Entre os três activistas - que pediram anonimato - há duas estreantes. O terceiro é uma cara já conhecida de muitas das pessoas que aguardam nas esquinas de uma das zonas de prostituição de Lisboa.
O movimento não é muito, mas lá se vão lançando olhares de carros, frequentemente de alta cilindrada. "É a crise, dantes gastava dez a quinze preservativos, agora até cinco é difícil. Eles passam, mas só olham, são sempre os mesmos", partilha um transgénero.
A idade começa a pesar, a paciência a faltar, confessa. Hoje com 44 anos, recorda como aos 20 "tudo era uma fantasia", enquanto abre os braços em pose de diva.

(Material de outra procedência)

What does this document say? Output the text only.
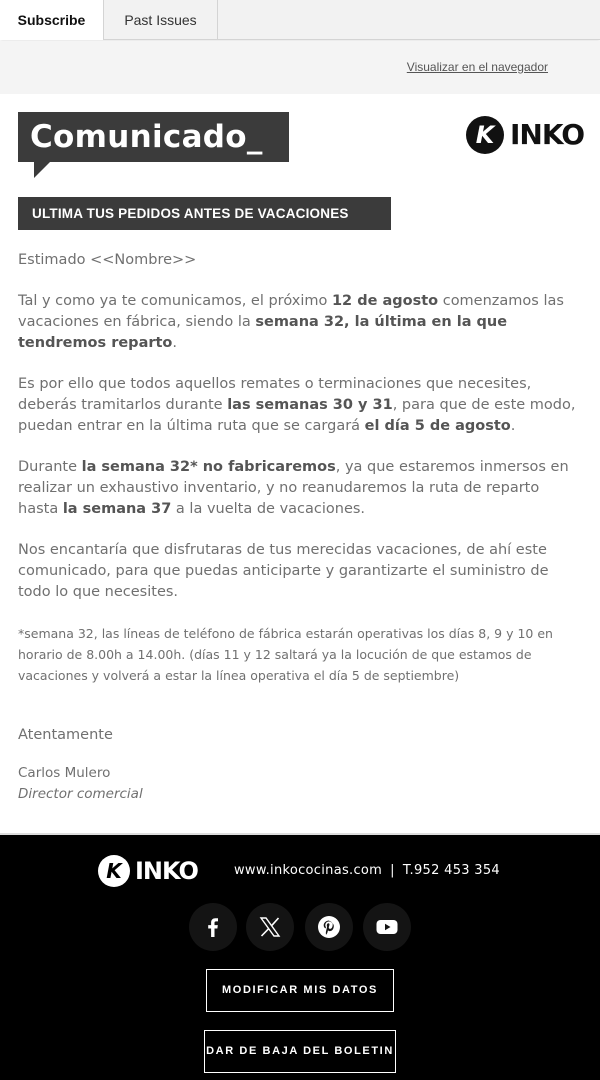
Subscribe	Past Issues
Visualizar en el navegador
Comunicado_	K INKO
ULTIMA TUS PEDIDOS ANTES DE VACACIONES

Estimado <<Nombre>>

Tal y como ya te comunicamos, el próximo 12 de agosto comenzamos las vacaciones en fábrica, siendo la semana 32, la última en la que tendremos reparto.

Es por ello que todos aquellos remates o terminaciones que necesites, deberás tramitarlos durante las semanas 30 y 31, para que de este modo, puedan entrar en la última ruta que se cargará el día 5 de agosto.

Durante la semana 32* no fabricaremos, ya que estaremos inmersos en realizar un exhaustivo inventario, y no reanudaremos la ruta de reparto hasta la semana 37 a la vuelta de vacaciones.

Nos encantaría que disfrutaras de tus merecidas vacaciones, de ahí este comunicado, para que puedas anticiparte y garantizarte el suministro de todo lo que necesites.

*semana 32, las líneas de teléfono de fábrica estarán operativas los días 8, 9 y 10 en horario de 8.00h a 14.00h. (días 11 y 12 saltará ya la locución de que estamos de vacaciones y volverá a estar la línea operativa el día 5 de septiembre)

Atentamente
Carlos Mulero
Director comercial
K INKO	www.inkococinas.com | T.952 453 354
MODIFICAR MIS DATOS
DAR DE BAJA DEL BOLETIN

Já ouviu falar da manifestação de hoje - talvez lá passe - mas entretanto teve "algum juízo" e foi tratando "da reforma". Porque "tudo tem um princípio e um fim".
Uma e meia da manhã e à porta de uma "casa de hóspedes" várias mulheres esperam clientes que nem sempre vêm. "Apanho três autocarros para vir para aqui e pago 25 euros para voltar para casa de táxi. Por isso, nem sempre venho", conta uma.
Manifestação? Nem pensar. "Tenho roupa para lavar e para passar. E só de pensar que a família poderia descobrir..."
Os preservativos e os panfletos entregam-se no primeiro andar. Uma senhora de bata cor-de-rosa abre a porta, com ar de dona de casa.
"Isto está muito vazio para final do mês", diz o activista repetente. O trolley palmilha mais umas quantas ruas, em direcção à zona das imigrantes brasileiras. Dois travestis confirmam os boatos - a polícia tem avisado: não saiam à rua quando o papa estiver de visita.
"Eles pensam que se vive da paz do senhor, que se come com a paz do senhor, que se veste com a paz do senhor, que se paga a renda com a paz do senhor", ironiza um.
Provavelmente não virá trabalhar nos dias em que Bento XVI estiver em Portugal. Até porque problemas com o Serviço de Estrangeiros e Fronteiras já tem de sobra: faltam poucos dias até que a ordem de expulsão seja uma realidade.
Partilha dúvidas com o grupo: "E se me casasse com um português? Agora posso, não é?"
Ainda não, se calhar é melhor apostar num contrato de trabalho, aconselham.